Let me set the scene for you: one week ago, the Goodlaff army of movers (Mr. GL and I, FIL and SMIL Goodlaff) was frantically unloading our lovely little Uhaul. After several hours, we had finally found it--the indication that we had reached the back of our moving van--the couch. As I walked back to the elevator from dropping another stack of boxes into our apartment, I peeked out one of the top floor windows to see Mr. Goodlaff and his dad (FIL) walking away from the building, couch in hand. Um. Wrong way, guys. Then I saw them set it down next to the Uhaul.
This was not good.
Apparently one of the--let's say "quirks"--with our new building is that the elevator is tiny. And the stairwell had an un-navigable corner. And there's no freight elevator. All of these things added up to us not being able to even get the chance to try to fit our couch into our current apartment.

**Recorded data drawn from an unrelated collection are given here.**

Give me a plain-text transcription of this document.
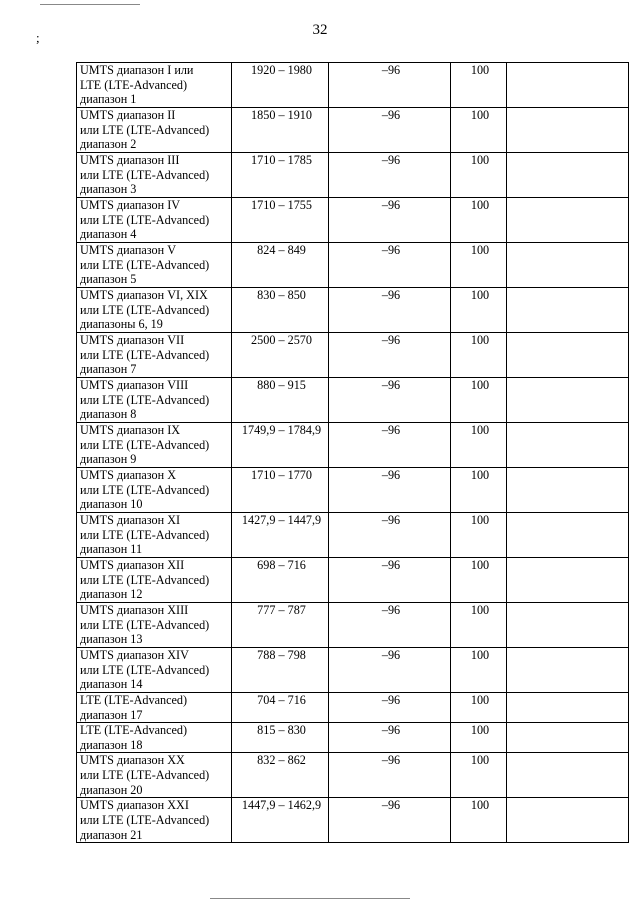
32
;
UMTS диапазон I или
LTE (LTE-Advanced)
диапазон 1	1920 – 1980	–96	100	

UMTS диапазон II
или LTE (LTE-Advanced)
диапазон 2	1850 – 1910	–96	100	

UMTS диапазон III
или LTE (LTE-Advanced)
диапазон 3	1710 – 1785	–96	100	

UMTS диапазон IV
или LTE (LTE-Advanced)
диапазон 4	1710 – 1755	–96	100	

UMTS диапазон V
или LTE (LTE-Advanced)
диапазон 5	824 – 849	–96	100	

UMTS диапазон VI, XIX
или LTE (LTE-Advanced)
диапазоны 6, 19	830 – 850	–96	100	

UMTS диапазон VII
или LTE (LTE-Advanced)
диапазон 7	2500 – 2570	–96	100	

UMTS диапазон VIII
или LTE (LTE-Advanced)
диапазон 8	880 – 915	–96	100	

UMTS диапазон IX
или LTE (LTE-Advanced)
диапазон 9	1749,9 – 1784,9	–96	100	

UMTS диапазон X
или LTE (LTE-Advanced)
диапазон 10	1710 – 1770	–96	100	

UMTS диапазон XI
или LTE (LTE-Advanced)
диапазон 11	1427,9 – 1447,9	–96	100	

UMTS диапазон XII
или LTE (LTE-Advanced)
диапазон 12	698 – 716	–96	100	

UMTS диапазон XIII
или LTE (LTE-Advanced)
диапазон 13	777 – 787	–96	100	

UMTS диапазон XIV
или LTE (LTE-Advanced)
диапазон 14	788 – 798	–96	100	

LTE (LTE-Advanced)
диапазон 17	704 – 716	–96	100	

LTE (LTE-Advanced)
диапазон 18	815 – 830	–96	100	

UMTS диапазон XX
или LTE (LTE-Advanced)
диапазон 20	832 – 862	–96	100	

UMTS диапазон XXI
или LTE (LTE-Advanced)
диапазон 21	1447,9 – 1462,9	–96	100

So, no couch. No big deal, right? We'd go couch hunting on the weekend, and everyone would be happy.
We did go couch hunting, and we did find the perfect couch. It was lovely. Chaise lounge, perfect fluffiness, nice, soft micro-fiber. See?
We didn't think it would fit. So we came home, cranky. Then we found another stairwell--a stairwell with a straight shot, with no un-navigable corner. We went back to the furniture store and bought the perfect couch in time to have it delivered that night. The delivery truck came, and the movers tried the elevator first (which I told them wouldn't work, and didn't). Then they started up the stairs. When they cleared the first corner, I mentally cheered and ran to get some of the cushions. Halfway to where the cushions were sitting, the movers called me back--they were stuck on the second floor. Seems that the ceiling was too low to get the couch up the stairs any further.
I won't detail the words that were running through my brain right then, but I'm sure you can make an educated guess as to what they were. As I watched the couch get loaded back onto the truck, and the truck pull away, I had no idea what to do. That was the perfect couch at the perfect price.
It was clear our new couch had to come in pieces. Small pieces that would fit up the midget stairs or into the our miniature elevator. Modular sectionals became the order of the day until we realized that 1-the couches were usually ugly, and 2-the prices for the couches that weren't hideous were way more than our
Ah, Ikea. I love Ikea like nobody's business, but Mr. Goodlaff and I were really hoping that we would be able to buy grown-up furniture. You know, furniture that you don't have to assemble with an Allen wrench. Alas, it was not meant to be. We found a couch, and though we aren't in love with it, it's the best couch ever because it was the only one that ultimately fit in the elevator.
You'll never realize just how nice it is to have a sofa until you've sat on the floor for over a week. So, here in this month of Thanksgiving, I'm thankful to have a couch, but even more thankful to have a couch that finally beat the elevator.